Very often in these shining days came Mr. Philip Hadley; once to urge that pleasant invitation, then to make sure that his friends had returned from the trip in safety; once to bring her a book she had wanted, and at last to say good-by to Ruel Saxon. The Hadleys were about to leave their summer home. With the approach of November it was time to be back in the city. There had been an eager look in his eyes as he added, turning to Esther, “You will be going about the same time.” And he had kept her hand longer than usual at the door as he said, “It has been delightful to see you in this lovely old home, but we shall see each other much oftener in Boston, I hope. I can’t tell you how glad I am that you are going to be there.”

“‘IT HAS BEEN DELIGHTFUL TO SEE YOU IN THIS LOVELY OLD HOME.’”

She had dropped her eyes, that easy color rising in her face as he spoke, and then he had said, “Good-by for a little while,” with a very earnest pressure of the hand in his, and ridden away.

It was late when he left, but she slipped out of the house immediately for a walk, and for once there were no leaves in her hand when she came back. “It looked like rain,” she said, when Tom remarked that she had stopped short of her favorite woods.

It did not look so much like rain but that Ruel Saxon went as usual to the prayer-meeting that night, and of course Esther went with him. It was one of the standing engagements for every week. Perhaps the girl could have spared it sometimes—there were few young people there—but she never declined to accompany her grandfather. As for him, it was a place he loved; a spot in which his own gifts shone conspicuous, and in which it must be confessed he sometimes appropriated more than his fair share of the time. Why Christian people did not all and always go to prayer-meeting was one of the things he could not understand, and it really seemed to him a surprising omission that there was not an explicit command in the Bible laying the duty upon them. However, he consoled himself with the admonition “not forsaking the assembling of yourselves together, as the manner of some is,” to which favorite quotation he frequently added that he should not forsake the assembling of himself together as long as he was able to be there.

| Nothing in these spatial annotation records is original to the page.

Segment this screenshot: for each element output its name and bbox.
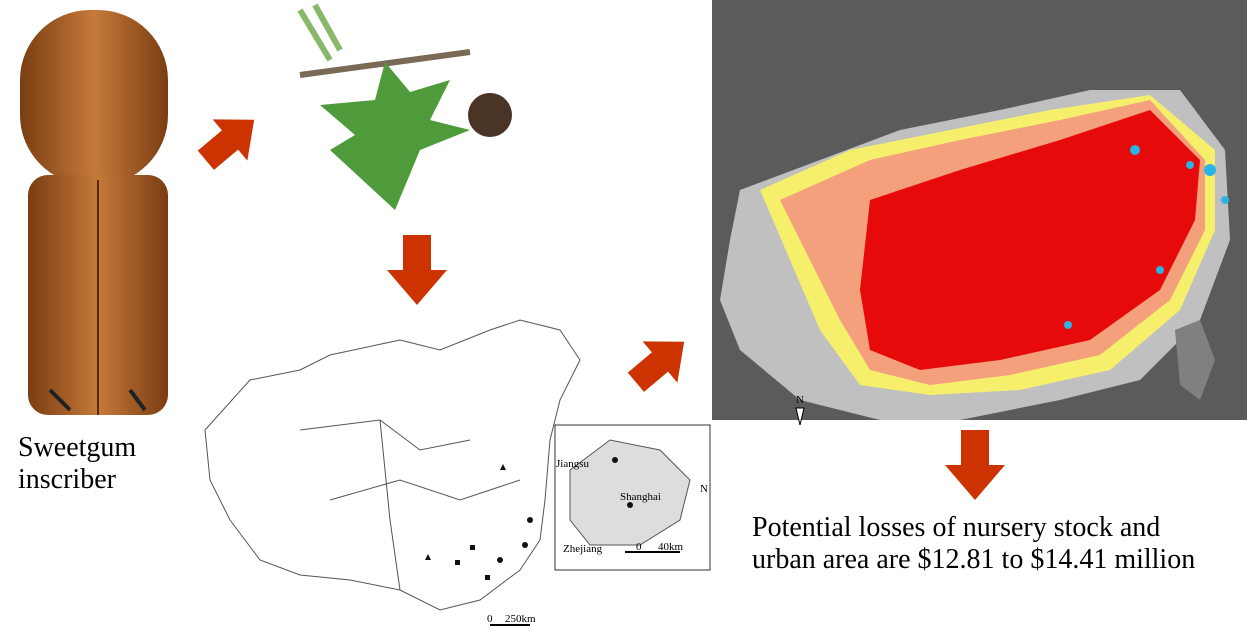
inset-label: Shanghai	[620, 491, 661, 503]
beetle-photo	[20, 10, 168, 415]
inset-label: Zhejiang	[563, 543, 603, 555]
distribution-map	[204, 319, 711, 626]
inset-label: Jiangsu	[556, 458, 590, 470]
conclusion: Potential losses of nursery stock and ur…	[752, 512, 1196, 575]
north-label: N	[796, 394, 804, 406]
north-label: N	[700, 483, 708, 495]
leaf-photo	[297, 3, 512, 210]
scale-label: 250km	[505, 613, 536, 625]
scale-label: 0	[487, 613, 493, 625]
beetle-caption: Sweetgum inscriber	[18, 432, 137, 495]
risk-map	[712, 0, 1247, 426]
scale-label: 0	[636, 541, 642, 553]
scale-label: 40km	[658, 541, 684, 553]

There really was some doubt in Aunt Elsie’s mind to-night as to the last point. The old gentleman seemed to have all the premonitory symptoms of a cold, but he would have scorned to stay at home for a trifle of that sort, and started in good time on the long ride to the village. He bore his part in the meeting with unusual unction, and a number of the brothers and sisters took his hand at the close to thank him impressively for his beautiful remarks. It was a form of flattery which he dearly loved.

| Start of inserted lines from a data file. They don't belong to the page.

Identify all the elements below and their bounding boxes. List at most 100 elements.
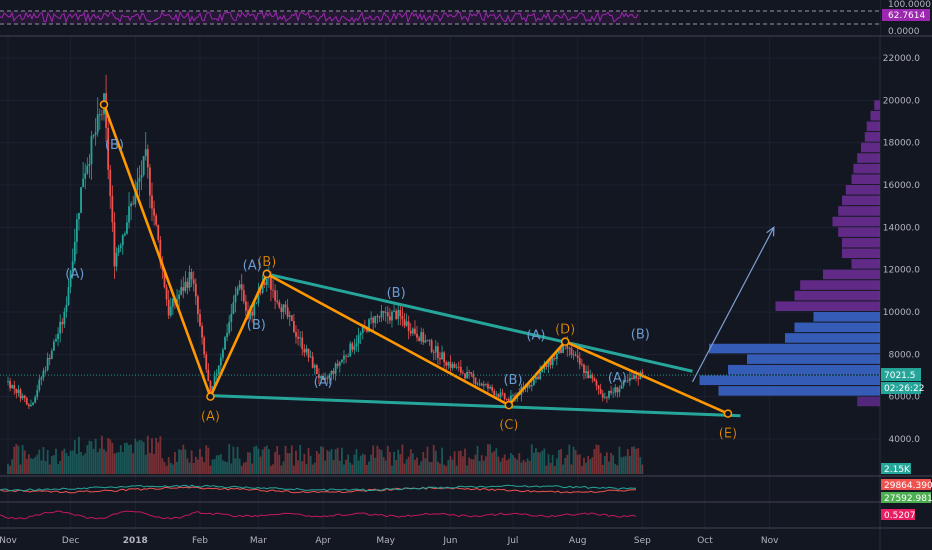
candle-body — [205, 354, 208, 370]
candle-body — [487, 384, 489, 389]
volume-bar — [357, 460, 360, 474]
volume-bar — [495, 448, 498, 474]
profile-bar — [842, 248, 880, 259]
candle-body — [23, 395, 26, 399]
volume-bar — [188, 462, 191, 474]
candle-body — [464, 373, 466, 379]
volume-bar — [257, 448, 260, 474]
candle-body — [117, 248, 120, 253]
candle-body — [340, 359, 343, 363]
candle-body — [420, 332, 423, 342]
candle-body — [622, 380, 625, 386]
candle-body — [27, 404, 30, 407]
volume-bar — [612, 455, 615, 474]
candle-body — [257, 291, 260, 303]
volume-bar — [30, 458, 32, 474]
volume-bar — [90, 441, 93, 474]
volume-bar — [9, 465, 11, 474]
volume-bar — [21, 445, 24, 474]
candle-body — [34, 397, 37, 403]
x-tick-label: Jul — [507, 536, 519, 546]
candle-body — [115, 252, 118, 267]
volume-bar — [637, 448, 640, 474]
volume-bar — [105, 451, 107, 474]
candle-body — [411, 328, 414, 334]
axes: 4000.0 6000.0 8000.0 10000.0 12000.0 14000.0 1… — [0, 54, 924, 546]
candle-body — [324, 377, 327, 380]
volume-bar — [507, 458, 510, 474]
volume-bar — [535, 448, 537, 474]
candle-body — [232, 302, 235, 314]
candle-body — [109, 169, 112, 197]
wave-labels: (A)(B)(C)(D)(E)(B)(A)(A)(B)(A)(B)(B)(A)(… — [65, 138, 737, 442]
volume-bar — [606, 452, 608, 474]
volume-bar — [568, 444, 571, 474]
volume-bar — [284, 446, 287, 474]
x-tick-label: Oct — [697, 536, 713, 546]
volume-bar — [86, 445, 89, 474]
volume-bar — [34, 456, 37, 474]
trendlines — [210, 226, 775, 418]
volume-bar — [441, 447, 443, 474]
candle-body — [98, 114, 101, 116]
candle-body — [601, 393, 604, 398]
volume-bar — [372, 445, 375, 474]
volume-bar — [585, 462, 587, 474]
profile-bar — [851, 259, 880, 269]
candle-body — [503, 393, 506, 399]
candle-body — [61, 321, 64, 325]
candle-body — [167, 299, 170, 316]
candle-body — [190, 272, 193, 280]
volume-bar — [69, 450, 72, 474]
candle-body — [449, 362, 452, 368]
volume-bar — [197, 459, 199, 474]
volume-bar — [267, 449, 270, 474]
volume-bar — [445, 465, 448, 474]
volume-bar — [505, 460, 508, 474]
candle-body — [142, 155, 145, 176]
candle-body — [597, 385, 600, 389]
candle-body — [282, 304, 285, 312]
candle-body — [322, 376, 325, 380]
profile-bar — [709, 343, 880, 354]
volume-bar — [165, 465, 168, 474]
volume-bar — [307, 448, 310, 474]
volume-bar — [459, 450, 462, 474]
candle-body — [224, 337, 226, 350]
volume-bar — [313, 462, 316, 474]
candle-body — [436, 346, 439, 359]
volume-bar — [280, 465, 283, 474]
candle-body — [303, 349, 306, 353]
candle-body — [299, 337, 302, 339]
volume-bar — [578, 454, 581, 474]
candle-body — [123, 233, 126, 236]
candle-body — [38, 379, 41, 390]
candle-body — [40, 377, 43, 380]
volume-bar — [343, 464, 345, 474]
volume-bar — [274, 452, 277, 474]
candle-body — [121, 235, 124, 246]
candle-body — [320, 376, 322, 379]
wave-point — [99, 100, 109, 109]
obv-red-line — [0, 486, 637, 494]
volume-bar — [192, 463, 195, 474]
volume-bar — [230, 463, 233, 474]
volume-bar — [15, 444, 18, 474]
volume-bar — [144, 454, 147, 474]
candle-body — [462, 372, 464, 374]
candle-body — [32, 402, 34, 405]
volume-bar — [42, 446, 45, 474]
candle-body — [491, 386, 494, 391]
volume-bars — [7, 435, 644, 474]
candle-body — [457, 366, 460, 368]
candle-body — [382, 311, 385, 313]
candle-body — [497, 394, 500, 398]
x-tick-label: Apr — [315, 536, 331, 546]
volume-bar — [232, 446, 235, 474]
candle-body — [397, 310, 400, 319]
volume-bar — [457, 451, 460, 474]
sub-wave-label: (B) — [387, 286, 406, 301]
candle-body — [318, 374, 320, 379]
volume-bar — [449, 456, 452, 474]
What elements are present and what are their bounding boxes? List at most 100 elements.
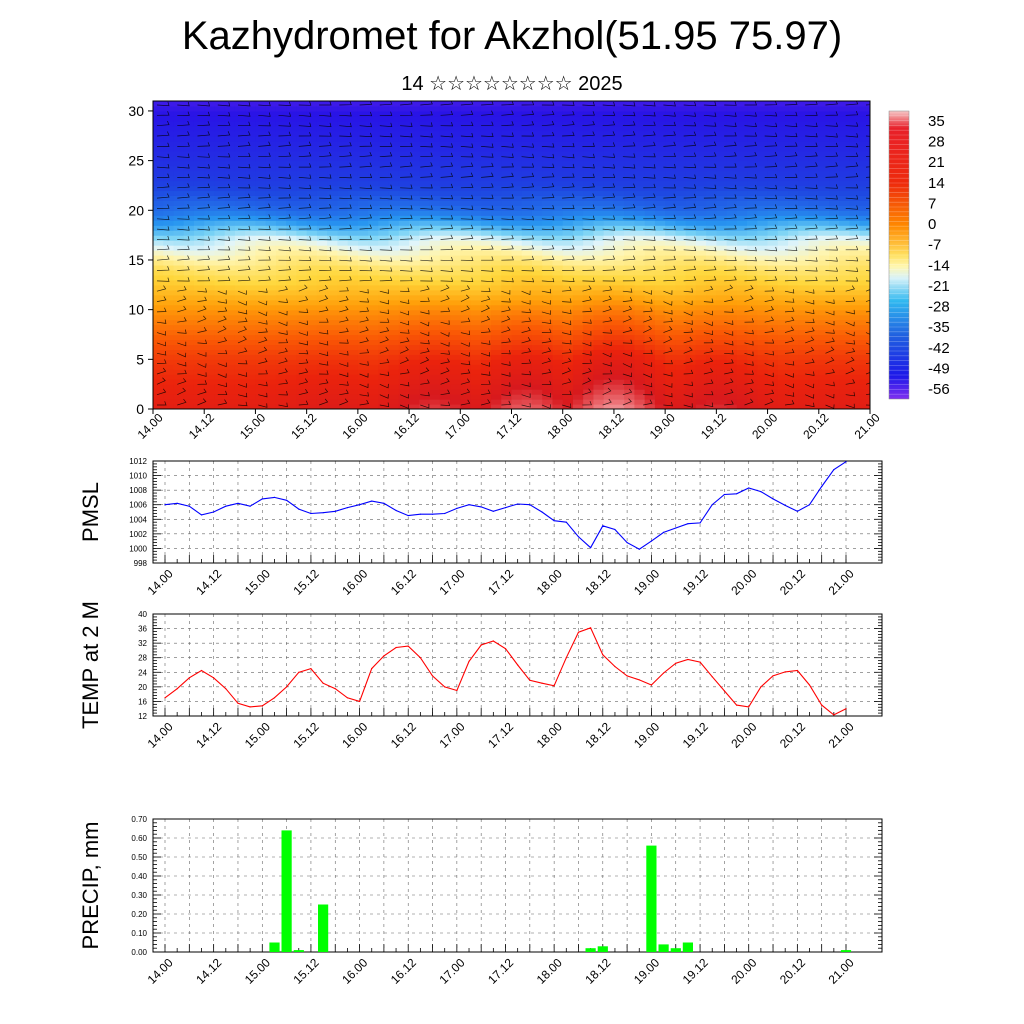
heatmap-cell (613, 215, 625, 221)
heatmap-cell (736, 200, 748, 206)
heatmap-cell (634, 309, 646, 316)
heatmap-cell (357, 175, 369, 182)
wind-barb (177, 387, 186, 396)
heatmap-cell (234, 175, 246, 182)
wind-barb (460, 285, 471, 292)
heatmap-cell (439, 334, 451, 341)
heatmap-cell (788, 314, 799, 321)
heatmap-cell (542, 125, 554, 132)
heatmap-cell (255, 165, 267, 172)
heatmap-cell (255, 235, 267, 241)
heatmap-cell (214, 379, 226, 385)
heatmap-cell (470, 195, 482, 201)
heatmap-cell (552, 205, 564, 211)
wind-barb (217, 183, 231, 189)
heatmap-cell (695, 120, 707, 127)
heatmap-cell (613, 309, 625, 316)
heatmap-cell (234, 359, 246, 365)
heatmap-cell (286, 269, 297, 276)
heatmap-cell (275, 309, 287, 316)
heatmap-cell (275, 230, 287, 236)
wind-barb (541, 215, 555, 221)
heatmap-cell (378, 304, 390, 311)
heatmap-cell (747, 125, 758, 132)
heatmap-cell (583, 130, 595, 137)
heatmap-cell (183, 130, 195, 137)
heatmap-cell (572, 304, 584, 311)
heatmap-cell (296, 110, 308, 117)
heatmap-cell (859, 250, 870, 256)
heatmap-cell (193, 399, 205, 405)
heatmap-cell (624, 230, 636, 236)
heatmap-cell (634, 339, 646, 346)
heatmap-cell (480, 269, 492, 276)
wind-barb (339, 141, 352, 147)
heatmap-cell (306, 359, 318, 365)
wind-barb (319, 246, 332, 252)
heatmap-cell (163, 220, 175, 226)
heatmap-cell (398, 279, 410, 286)
heatmap-cell (767, 309, 779, 316)
wind-barb (318, 398, 329, 406)
wind-barb (339, 389, 349, 396)
heatmap-cell (818, 245, 830, 251)
heatmap-cell (296, 354, 308, 360)
heatmap-cell (593, 175, 605, 182)
heatmap-cell (788, 309, 799, 316)
heatmap-cell (409, 274, 420, 281)
heatmap-cell (808, 101, 820, 107)
heatmap-cell (419, 170, 431, 177)
heatmap-cell (286, 284, 297, 291)
heatmap-cell (562, 374, 574, 380)
heatmap-cell (388, 369, 400, 375)
heatmap-cell (603, 394, 615, 400)
heatmap-cell (337, 259, 349, 266)
heatmap-cell (460, 155, 472, 162)
wind-barb (278, 265, 292, 271)
heatmap-cell (347, 299, 359, 306)
heatmap-cell (542, 235, 554, 241)
heatmap-cell (747, 140, 758, 147)
heatmap-cell (368, 185, 379, 192)
heatmap-cell (644, 220, 656, 226)
heatmap-cell (275, 115, 287, 122)
heatmap-cell (685, 294, 697, 301)
heatmap-cell (808, 314, 820, 321)
heatmap-cell (572, 369, 584, 375)
heatmap-cell (706, 165, 717, 172)
heatmap-cell (193, 289, 205, 296)
heatmap-cell (491, 394, 502, 400)
heatmap-cell (491, 115, 502, 122)
heatmap-cell (480, 205, 492, 211)
heatmap-cell (275, 289, 287, 296)
heatmap-cell (747, 269, 758, 276)
heatmap-cell (234, 264, 246, 271)
wind-barb (319, 101, 332, 106)
heatmap-cell (357, 125, 369, 132)
heatmap-cell (491, 374, 502, 380)
heatmap-cell (562, 125, 574, 132)
heatmap-cell (245, 235, 257, 241)
heatmap-cell (193, 235, 205, 241)
heatmap-cell (204, 125, 216, 132)
wind-barb (460, 194, 474, 200)
heatmap-cell (378, 279, 390, 286)
heatmap-cell (624, 115, 636, 122)
heatmap-cell (234, 279, 246, 286)
heatmap-cell (706, 170, 717, 177)
heatmap-cell (368, 319, 379, 326)
wind-barb (379, 111, 393, 116)
wind-barb (359, 162, 373, 168)
heatmap-cell (173, 314, 185, 321)
heatmap-cell (204, 205, 216, 211)
heatmap-cell (378, 160, 390, 167)
heatmap-cell (685, 274, 697, 281)
heatmap-cell (347, 115, 359, 122)
heatmap-cell (388, 130, 400, 137)
heatmap-cell (654, 394, 666, 400)
heatmap-cell (767, 155, 779, 162)
heatmap-cell (245, 364, 257, 370)
heatmap-cell (409, 399, 420, 405)
heatmap-cell (286, 279, 297, 286)
heatmap-cell (654, 160, 666, 167)
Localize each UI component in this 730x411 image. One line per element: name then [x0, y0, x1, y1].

Then, as he jogged home behind Dobbin with Esther, he fell to talking, in reminiscent mood, of his own long services in the church, and this, making all due allowance for that cheerful vanity, which he had never been at pains to conceal, was a subject on which Ruel Saxon, if any man, had some right to grow eloquent. Ministers might come and ministers might go, but, as deacon of the church in Esterly, he had gone on, if not forever, at least so long that few could remember when he had not held and magnified the office. He had sat on councils to receive and dismiss, he had contended for the faith, he had poured oil on troubled waters; in short, in all the offices of peace and war, he had stood at his post, and none could name the day when he had shirked its duties.